Si vous êtes au Québec en septembre 2023, vous aurez l’honneur d’inaugurer les premières bannières de consentements aux cookies issues d’une loi provinciale. Vous connaissez déjà l’expérience, c’est ce qu’on vit lorsqu’on se sent citoyen du monde et qu’on visite un site européen.
Comme une bonne proportion d’Européens, vous serez peut-être irrités de devoir dilater vos pupilles sur une telle requête (Oksana & al., 2020). Je peux vous rassurer en affirmant que la raison d’être de la Loi 25 est valable, soit de mieux aligner la législation avec la réalité numérique actuelle afin de mieux protéger les droits des individus.
En bon français, freiner le fait que les données personnelles soient monétisées sans réel consentement.
Ce frein est-il digne d’une Tercel 96 ou d’un jeune Jacques Villeneuve?
C’est notre question de recherche.
Impacts sur le GAFAM+
Ce sont les parents de la réalité numérique actuelle.

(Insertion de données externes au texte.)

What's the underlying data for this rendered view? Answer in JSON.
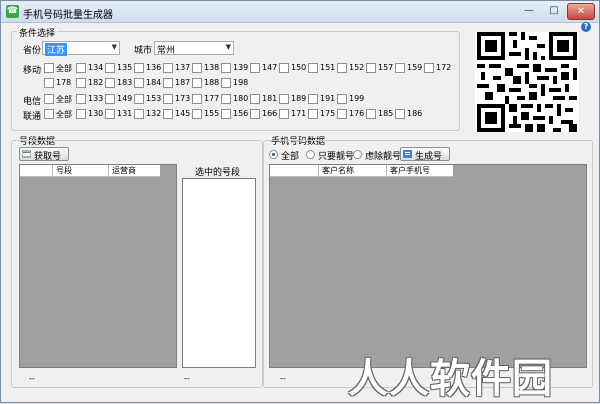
{
  "window": {
    "title": "手机号码批量生成器",
    "min": "—",
    "max": "□",
    "close": "✕"
  },
  "conditions": {
    "group_label": "条件选择",
    "province_label": "省份",
    "province_value": "江苏",
    "city_label": "城市",
    "city_value": "常州",
    "rows": [
      {
        "label": "移动",
        "all": "全部",
        "prefixes": [
          "134",
          "135",
          "136",
          "137",
          "138",
          "139",
          "147",
          "150",
          "151",
          "152",
          "157",
          "159",
          "172"
        ]
      },
      {
        "label": "",
        "all": "",
        "prefixes": [
          "178",
          "182",
          "183",
          "184",
          "187",
          "188",
          "198"
        ]
      },
      {
        "label": "电信",
        "all": "全部",
        "prefixes": [
          "133",
          "149",
          "153",
          "173",
          "177",
          "180",
          "181",
          "189",
          "191",
          "199"
        ]
      },
      {
        "label": "联通",
        "all": "全部",
        "prefixes": [
          "130",
          "131",
          "132",
          "145",
          "155",
          "156",
          "166",
          "171",
          "175",
          "176",
          "185",
          "186"
        ]
      }
    ]
  },
  "segments": {
    "group_label": "号段数据",
    "fetch_button": "获取号段",
    "columns": [
      "号段",
      "运营商"
    ],
    "selected_label": "选中的号段",
    "status_left": "--",
    "status_right": "--"
  },
  "phones": {
    "group_label": "手机号码数据",
    "radio_all": "全部",
    "radio_good": "只要靓号",
    "radio_filter": "虑除靓号",
    "generate_button": "生成号码",
    "columns": [
      "客户名称",
      "客户手机号"
    ],
    "status": "--"
  },
  "watermark": "人人软件园",
  "help": "?"
}
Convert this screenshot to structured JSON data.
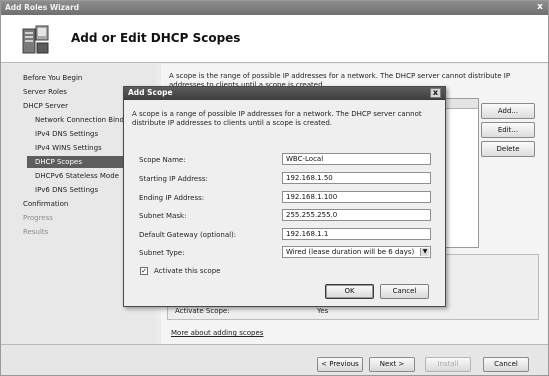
{
  "wizard": {
    "title": "Add Roles Wizard",
    "close_glyph": "x",
    "header_title": "Add or Edit DHCP Scopes",
    "nav": [
      {
        "label": "Before You Begin",
        "level": "top",
        "state": "normal"
      },
      {
        "label": "Server Roles",
        "level": "top",
        "state": "normal"
      },
      {
        "label": "DHCP Server",
        "level": "top",
        "state": "normal"
      },
      {
        "label": "Network Connection Bindings",
        "level": "sub",
        "state": "normal"
      },
      {
        "label": "IPv4 DNS Settings",
        "level": "sub",
        "state": "normal"
      },
      {
        "label": "IPv4 WINS Settings",
        "level": "sub",
        "state": "normal"
      },
      {
        "label": "DHCP Scopes",
        "level": "sub",
        "state": "selected"
      },
      {
        "label": "DHCPv6 Stateless Mode",
        "level": "sub",
        "state": "normal"
      },
      {
        "label": "IPv6 DNS Settings",
        "level": "sub",
        "state": "normal"
      },
      {
        "label": "Confirmation",
        "level": "top",
        "state": "normal"
      },
      {
        "label": "Progress",
        "level": "top",
        "state": "muted"
      },
      {
        "label": "Results",
        "level": "top",
        "state": "muted"
      }
    ],
    "intro_text": "A scope is the range of possible IP addresses for a network. The DHCP server cannot distribute IP addresses to clients until a scope is created.",
    "side_buttons": {
      "add": "Add...",
      "edit": "Edit...",
      "delete": "Delete"
    },
    "summary": {
      "activate_scope_label": "Activate Scope:",
      "activate_scope_value": "Yes"
    },
    "more_link": "More about adding scopes",
    "footer": {
      "previous": "< Previous",
      "next": "Next >",
      "install": "Install",
      "cancel": "Cancel"
    }
  },
  "dialog": {
    "title": "Add Scope",
    "close_glyph": "x",
    "description": "A scope is a range of possible IP addresses for a network. The DHCP server cannot distribute IP addresses to clients until a scope is created.",
    "fields": {
      "scope_name": {
        "label": "Scope Name:",
        "value": "WBC-Local"
      },
      "starting_ip": {
        "label": "Starting IP Address:",
        "value": "192.168.1.50"
      },
      "ending_ip": {
        "label": "Ending IP Address:",
        "value": "192.168.1.100"
      },
      "subnet_mask": {
        "label": "Subnet Mask:",
        "value": "255.255.255.0"
      },
      "default_gateway": {
        "label": "Default Gateway (optional):",
        "value": "192.168.1.1"
      },
      "subnet_type": {
        "label": "Subnet Type:",
        "value": "Wired (lease duration will be 6 days)"
      }
    },
    "activate_checkbox": {
      "label": "Activate this scope",
      "checked": true
    },
    "ok_label": "OK",
    "cancel_label": "Cancel"
  }
}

Ils ont enfanté le besoin d’une Loi 25.
Ces entreprises transforment notre expérience humaine en données, via lesquelles elles prédisent et vendent nos comportements futurs à des annonceurs (Zuboff, 2019). Puisque la vente d’un comportement futur implique forcément une volonté d’influencer le comportement en question pour qu’il se réalise, toute initiative qui coupe l’accès à nos données est une bonne nouvelle pour notre libre arbitre collectif.
Une telle législation génère une perte de données jusqu’à l’ordre de 70% sur le profil et le comportement des utilisateurs d’un site web (Clifton, 2022). C’est 70% des données qui ne seront pas acheminées vers le GAFAM+ (i.e. Meta, Google, TikTok) qui, via leurs cookies, suivent à la trace notre comportement lorsqu’on visite un site.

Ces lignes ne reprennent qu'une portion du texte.